Backstepping controller synthesis and characterizations of incremental stability

TL;DR

This paper introduces a new backstepping control synthesis method for incremental stability, providing coordinate-invariant Lyapunov functions and contraction metrics applicable to broader classes of non-smooth control systems.

Contribution

It proposes a novel recursive design technique for incremental Lyapunov functions and contraction metrics that extends to non-smooth control systems, overcoming limitations of existing methods.

Findings

Successfully synthesized a controller for a non-smooth control system

Constructed a finite abstraction of the control system

Demonstrated effectiveness through simulation results

Abstract

Incremental stability is a property of dynamical and control systems, requiring the uniform asymptotic stability of every trajectory, rather than that of an equilibrium point or a particular time-varying trajectory. Similarly to stability, Lyapunov functions and contraction metrics play important roles in the study of incremental stability. In this paper, we provide characterizations and descriptions of incremental stability in terms of existence of coordinate-invariant notions of incremental Lyapunov functions and contraction metrics, respectively.
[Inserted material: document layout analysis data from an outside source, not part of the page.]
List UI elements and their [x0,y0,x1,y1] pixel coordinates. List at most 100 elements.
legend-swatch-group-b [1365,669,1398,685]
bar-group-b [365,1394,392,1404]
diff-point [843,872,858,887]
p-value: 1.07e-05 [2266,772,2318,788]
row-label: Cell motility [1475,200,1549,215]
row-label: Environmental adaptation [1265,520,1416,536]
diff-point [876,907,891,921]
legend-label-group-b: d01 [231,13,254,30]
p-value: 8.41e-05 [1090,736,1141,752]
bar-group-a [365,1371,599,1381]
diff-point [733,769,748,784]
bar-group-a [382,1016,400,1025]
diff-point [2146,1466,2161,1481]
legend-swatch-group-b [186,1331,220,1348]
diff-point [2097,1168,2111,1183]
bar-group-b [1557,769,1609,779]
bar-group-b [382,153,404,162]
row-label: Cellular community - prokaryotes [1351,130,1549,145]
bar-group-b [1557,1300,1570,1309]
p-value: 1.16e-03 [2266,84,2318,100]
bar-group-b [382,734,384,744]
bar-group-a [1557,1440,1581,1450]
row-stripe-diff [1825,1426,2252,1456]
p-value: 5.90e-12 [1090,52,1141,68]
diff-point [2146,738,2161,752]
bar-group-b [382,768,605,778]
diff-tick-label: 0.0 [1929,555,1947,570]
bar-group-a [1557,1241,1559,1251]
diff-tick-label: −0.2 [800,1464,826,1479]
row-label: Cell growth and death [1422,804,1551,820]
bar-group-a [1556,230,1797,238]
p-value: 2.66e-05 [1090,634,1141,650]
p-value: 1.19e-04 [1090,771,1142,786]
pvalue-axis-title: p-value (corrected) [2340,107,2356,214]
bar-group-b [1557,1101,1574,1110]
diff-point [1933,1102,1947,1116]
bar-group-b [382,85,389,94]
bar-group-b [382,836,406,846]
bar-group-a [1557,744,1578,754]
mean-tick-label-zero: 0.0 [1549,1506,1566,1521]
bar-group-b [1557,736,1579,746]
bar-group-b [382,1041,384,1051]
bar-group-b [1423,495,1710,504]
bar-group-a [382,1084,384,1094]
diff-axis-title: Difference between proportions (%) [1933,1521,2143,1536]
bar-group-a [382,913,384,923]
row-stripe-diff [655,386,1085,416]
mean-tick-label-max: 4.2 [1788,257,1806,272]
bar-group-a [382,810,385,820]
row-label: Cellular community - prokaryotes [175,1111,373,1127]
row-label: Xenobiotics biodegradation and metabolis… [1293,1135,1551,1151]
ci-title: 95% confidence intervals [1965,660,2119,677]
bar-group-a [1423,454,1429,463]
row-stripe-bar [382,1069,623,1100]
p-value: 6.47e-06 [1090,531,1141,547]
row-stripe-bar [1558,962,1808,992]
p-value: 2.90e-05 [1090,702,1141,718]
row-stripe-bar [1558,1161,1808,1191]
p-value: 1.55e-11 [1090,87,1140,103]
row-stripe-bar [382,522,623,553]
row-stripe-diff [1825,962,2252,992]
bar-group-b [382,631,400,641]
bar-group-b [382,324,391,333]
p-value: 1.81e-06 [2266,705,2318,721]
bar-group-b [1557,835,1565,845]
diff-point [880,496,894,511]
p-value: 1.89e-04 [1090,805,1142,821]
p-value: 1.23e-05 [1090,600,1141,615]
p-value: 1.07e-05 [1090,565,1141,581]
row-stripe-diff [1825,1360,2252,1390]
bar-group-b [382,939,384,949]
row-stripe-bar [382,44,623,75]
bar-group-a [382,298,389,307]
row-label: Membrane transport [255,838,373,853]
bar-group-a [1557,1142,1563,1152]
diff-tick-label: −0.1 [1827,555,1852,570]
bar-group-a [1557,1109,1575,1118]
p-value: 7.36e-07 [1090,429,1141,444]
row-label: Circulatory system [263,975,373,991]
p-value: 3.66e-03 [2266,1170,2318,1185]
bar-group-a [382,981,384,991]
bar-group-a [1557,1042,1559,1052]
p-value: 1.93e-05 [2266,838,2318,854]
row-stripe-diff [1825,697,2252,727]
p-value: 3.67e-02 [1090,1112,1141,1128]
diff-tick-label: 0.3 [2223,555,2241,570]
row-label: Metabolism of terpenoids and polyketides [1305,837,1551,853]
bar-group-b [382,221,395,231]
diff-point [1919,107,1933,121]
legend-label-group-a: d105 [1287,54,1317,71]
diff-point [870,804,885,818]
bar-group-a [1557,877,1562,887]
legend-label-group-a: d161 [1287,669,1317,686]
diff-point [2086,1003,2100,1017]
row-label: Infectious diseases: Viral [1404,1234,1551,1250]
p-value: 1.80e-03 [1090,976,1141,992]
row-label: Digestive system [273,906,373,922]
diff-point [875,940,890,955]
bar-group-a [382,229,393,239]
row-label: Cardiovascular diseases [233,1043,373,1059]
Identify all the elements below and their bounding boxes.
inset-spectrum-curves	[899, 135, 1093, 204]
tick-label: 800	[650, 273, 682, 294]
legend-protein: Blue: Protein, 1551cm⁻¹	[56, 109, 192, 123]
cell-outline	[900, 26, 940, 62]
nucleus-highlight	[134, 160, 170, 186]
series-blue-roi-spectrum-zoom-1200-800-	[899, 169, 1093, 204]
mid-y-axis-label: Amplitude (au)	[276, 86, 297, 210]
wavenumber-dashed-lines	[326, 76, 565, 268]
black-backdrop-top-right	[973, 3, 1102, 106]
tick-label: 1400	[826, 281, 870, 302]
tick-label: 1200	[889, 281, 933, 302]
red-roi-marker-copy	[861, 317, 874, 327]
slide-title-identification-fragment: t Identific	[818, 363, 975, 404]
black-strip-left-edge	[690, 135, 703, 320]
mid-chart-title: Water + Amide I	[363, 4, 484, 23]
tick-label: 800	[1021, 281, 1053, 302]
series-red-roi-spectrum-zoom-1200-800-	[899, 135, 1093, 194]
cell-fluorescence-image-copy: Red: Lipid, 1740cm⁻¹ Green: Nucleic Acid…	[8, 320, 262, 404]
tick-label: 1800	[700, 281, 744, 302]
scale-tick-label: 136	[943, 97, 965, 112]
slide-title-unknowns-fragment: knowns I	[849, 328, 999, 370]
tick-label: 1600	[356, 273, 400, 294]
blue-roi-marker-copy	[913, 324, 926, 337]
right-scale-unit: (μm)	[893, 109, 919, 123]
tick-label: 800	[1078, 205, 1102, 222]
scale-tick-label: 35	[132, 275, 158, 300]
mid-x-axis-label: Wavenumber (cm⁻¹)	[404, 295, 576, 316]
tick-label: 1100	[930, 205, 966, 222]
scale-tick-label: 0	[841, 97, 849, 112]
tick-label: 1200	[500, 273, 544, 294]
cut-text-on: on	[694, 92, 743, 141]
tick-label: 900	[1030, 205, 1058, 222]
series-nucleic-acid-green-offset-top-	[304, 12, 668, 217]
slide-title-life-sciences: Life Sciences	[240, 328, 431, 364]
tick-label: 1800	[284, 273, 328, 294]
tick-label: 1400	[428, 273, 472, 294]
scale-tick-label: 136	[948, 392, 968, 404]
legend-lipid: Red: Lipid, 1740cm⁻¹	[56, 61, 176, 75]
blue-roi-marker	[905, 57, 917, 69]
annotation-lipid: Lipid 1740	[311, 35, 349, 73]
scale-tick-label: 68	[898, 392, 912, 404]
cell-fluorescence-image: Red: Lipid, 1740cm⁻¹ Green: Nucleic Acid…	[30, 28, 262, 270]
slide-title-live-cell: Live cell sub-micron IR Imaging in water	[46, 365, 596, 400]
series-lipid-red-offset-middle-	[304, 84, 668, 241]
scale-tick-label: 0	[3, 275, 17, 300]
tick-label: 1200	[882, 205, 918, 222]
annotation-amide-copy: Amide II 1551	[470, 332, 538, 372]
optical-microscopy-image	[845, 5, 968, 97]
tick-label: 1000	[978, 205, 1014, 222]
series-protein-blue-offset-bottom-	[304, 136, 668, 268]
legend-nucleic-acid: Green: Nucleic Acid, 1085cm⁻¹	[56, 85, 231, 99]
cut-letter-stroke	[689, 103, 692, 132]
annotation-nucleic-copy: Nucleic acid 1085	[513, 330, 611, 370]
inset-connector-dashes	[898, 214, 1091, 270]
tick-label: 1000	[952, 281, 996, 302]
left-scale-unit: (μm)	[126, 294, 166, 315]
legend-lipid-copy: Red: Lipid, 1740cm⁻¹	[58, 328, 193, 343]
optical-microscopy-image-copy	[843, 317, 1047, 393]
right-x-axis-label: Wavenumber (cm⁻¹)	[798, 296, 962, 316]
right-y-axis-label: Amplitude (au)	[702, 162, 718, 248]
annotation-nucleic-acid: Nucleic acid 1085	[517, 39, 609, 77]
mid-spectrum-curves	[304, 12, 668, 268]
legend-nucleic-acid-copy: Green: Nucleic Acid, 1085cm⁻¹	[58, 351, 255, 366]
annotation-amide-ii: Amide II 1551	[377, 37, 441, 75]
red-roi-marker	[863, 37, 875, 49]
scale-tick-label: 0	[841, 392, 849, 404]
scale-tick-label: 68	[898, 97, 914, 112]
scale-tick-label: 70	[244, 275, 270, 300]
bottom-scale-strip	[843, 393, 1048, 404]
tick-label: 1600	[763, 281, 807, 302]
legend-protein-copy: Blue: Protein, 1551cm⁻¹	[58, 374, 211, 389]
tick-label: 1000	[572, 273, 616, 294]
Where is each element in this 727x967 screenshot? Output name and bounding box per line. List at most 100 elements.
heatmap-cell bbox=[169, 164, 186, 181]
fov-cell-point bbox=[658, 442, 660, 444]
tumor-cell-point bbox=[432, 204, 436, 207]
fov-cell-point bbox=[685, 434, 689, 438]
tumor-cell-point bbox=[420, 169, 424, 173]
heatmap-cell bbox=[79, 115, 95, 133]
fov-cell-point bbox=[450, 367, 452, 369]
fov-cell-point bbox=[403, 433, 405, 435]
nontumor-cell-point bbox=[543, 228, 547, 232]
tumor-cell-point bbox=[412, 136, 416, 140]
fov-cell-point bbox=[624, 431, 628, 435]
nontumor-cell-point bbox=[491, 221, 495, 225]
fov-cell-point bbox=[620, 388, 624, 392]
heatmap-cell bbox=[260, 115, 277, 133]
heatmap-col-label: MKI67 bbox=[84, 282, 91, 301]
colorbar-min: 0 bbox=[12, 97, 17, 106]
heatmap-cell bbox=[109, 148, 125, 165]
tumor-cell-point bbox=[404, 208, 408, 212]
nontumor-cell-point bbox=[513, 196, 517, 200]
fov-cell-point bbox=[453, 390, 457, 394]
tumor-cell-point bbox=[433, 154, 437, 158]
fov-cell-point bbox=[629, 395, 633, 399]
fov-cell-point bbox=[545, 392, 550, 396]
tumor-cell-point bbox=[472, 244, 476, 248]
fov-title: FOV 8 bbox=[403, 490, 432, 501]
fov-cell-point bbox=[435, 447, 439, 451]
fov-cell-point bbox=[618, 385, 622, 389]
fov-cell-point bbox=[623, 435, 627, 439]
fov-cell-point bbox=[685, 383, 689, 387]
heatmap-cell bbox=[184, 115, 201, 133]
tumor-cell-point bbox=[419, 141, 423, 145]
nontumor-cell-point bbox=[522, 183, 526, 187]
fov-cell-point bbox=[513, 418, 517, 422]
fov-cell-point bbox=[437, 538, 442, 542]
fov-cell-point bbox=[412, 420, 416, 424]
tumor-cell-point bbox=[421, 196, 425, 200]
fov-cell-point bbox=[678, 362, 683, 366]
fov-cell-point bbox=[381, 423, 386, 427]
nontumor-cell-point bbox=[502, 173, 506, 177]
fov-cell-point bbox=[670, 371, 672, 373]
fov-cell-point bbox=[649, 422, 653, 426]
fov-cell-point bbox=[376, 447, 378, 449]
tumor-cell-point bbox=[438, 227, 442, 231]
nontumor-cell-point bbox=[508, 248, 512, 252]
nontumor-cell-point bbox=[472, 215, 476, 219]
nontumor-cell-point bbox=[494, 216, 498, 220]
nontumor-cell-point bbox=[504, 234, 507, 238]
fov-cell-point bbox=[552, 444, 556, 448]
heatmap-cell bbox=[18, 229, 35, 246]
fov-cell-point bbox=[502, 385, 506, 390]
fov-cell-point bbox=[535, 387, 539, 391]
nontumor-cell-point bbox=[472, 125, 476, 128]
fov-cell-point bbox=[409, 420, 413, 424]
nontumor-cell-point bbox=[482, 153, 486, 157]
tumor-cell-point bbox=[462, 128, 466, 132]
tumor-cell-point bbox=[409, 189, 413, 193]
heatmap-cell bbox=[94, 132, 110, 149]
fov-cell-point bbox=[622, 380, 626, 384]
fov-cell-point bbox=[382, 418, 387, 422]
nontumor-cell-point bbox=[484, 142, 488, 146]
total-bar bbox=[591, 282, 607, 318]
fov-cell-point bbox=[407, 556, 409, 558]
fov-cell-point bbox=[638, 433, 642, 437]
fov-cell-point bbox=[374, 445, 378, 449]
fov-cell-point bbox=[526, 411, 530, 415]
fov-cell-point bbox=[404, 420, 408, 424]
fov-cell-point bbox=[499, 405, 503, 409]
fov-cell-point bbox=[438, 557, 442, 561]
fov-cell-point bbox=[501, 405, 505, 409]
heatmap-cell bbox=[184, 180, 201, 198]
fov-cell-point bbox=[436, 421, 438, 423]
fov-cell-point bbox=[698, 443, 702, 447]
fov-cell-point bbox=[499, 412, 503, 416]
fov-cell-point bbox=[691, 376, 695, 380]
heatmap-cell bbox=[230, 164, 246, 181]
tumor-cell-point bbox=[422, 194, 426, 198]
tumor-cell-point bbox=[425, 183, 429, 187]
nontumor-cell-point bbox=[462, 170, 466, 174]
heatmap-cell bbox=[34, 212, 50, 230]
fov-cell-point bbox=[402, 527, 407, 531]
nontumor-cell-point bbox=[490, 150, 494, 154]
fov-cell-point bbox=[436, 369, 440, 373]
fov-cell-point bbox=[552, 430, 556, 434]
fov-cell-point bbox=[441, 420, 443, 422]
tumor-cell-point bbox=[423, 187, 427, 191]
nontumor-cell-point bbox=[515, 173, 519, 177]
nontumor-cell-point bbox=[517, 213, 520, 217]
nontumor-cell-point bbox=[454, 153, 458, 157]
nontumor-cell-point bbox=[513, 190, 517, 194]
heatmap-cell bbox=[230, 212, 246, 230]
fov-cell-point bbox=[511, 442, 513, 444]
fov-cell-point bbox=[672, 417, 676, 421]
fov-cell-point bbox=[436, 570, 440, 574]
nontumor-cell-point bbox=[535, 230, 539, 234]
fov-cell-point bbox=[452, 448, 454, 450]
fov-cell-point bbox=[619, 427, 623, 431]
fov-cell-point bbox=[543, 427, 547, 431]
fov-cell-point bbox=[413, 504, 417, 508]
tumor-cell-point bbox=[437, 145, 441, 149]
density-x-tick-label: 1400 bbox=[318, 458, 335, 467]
Most design techniques providing controllers rendering control systems incrementally stable have two main drawbacks: they can only be applied to control systems in either parametric-strict-feedback or strict-feedback form, and they require these control systems to be smooth. In this paper, we propose a design technique that is applicable to larger classes of (not necessarily smooth) control systems. Moreover, we propose a recursive way of constructing contraction metrics (for smooth control systems) and incremental Lyapunov functions which have been identified as a key tool enabling the construction of finite abstractions of nonlinear control systems, the approximation of stochastic hybrid systems, source-code model checking for nonlinear dynamical systems and so on. The effectiveness of the proposed results in this paper is illustrated by synthesizing a controller rendering a non-smooth control system incrementally stable as well as constructing its finite abstraction, using the computed incremental Lyapunov function.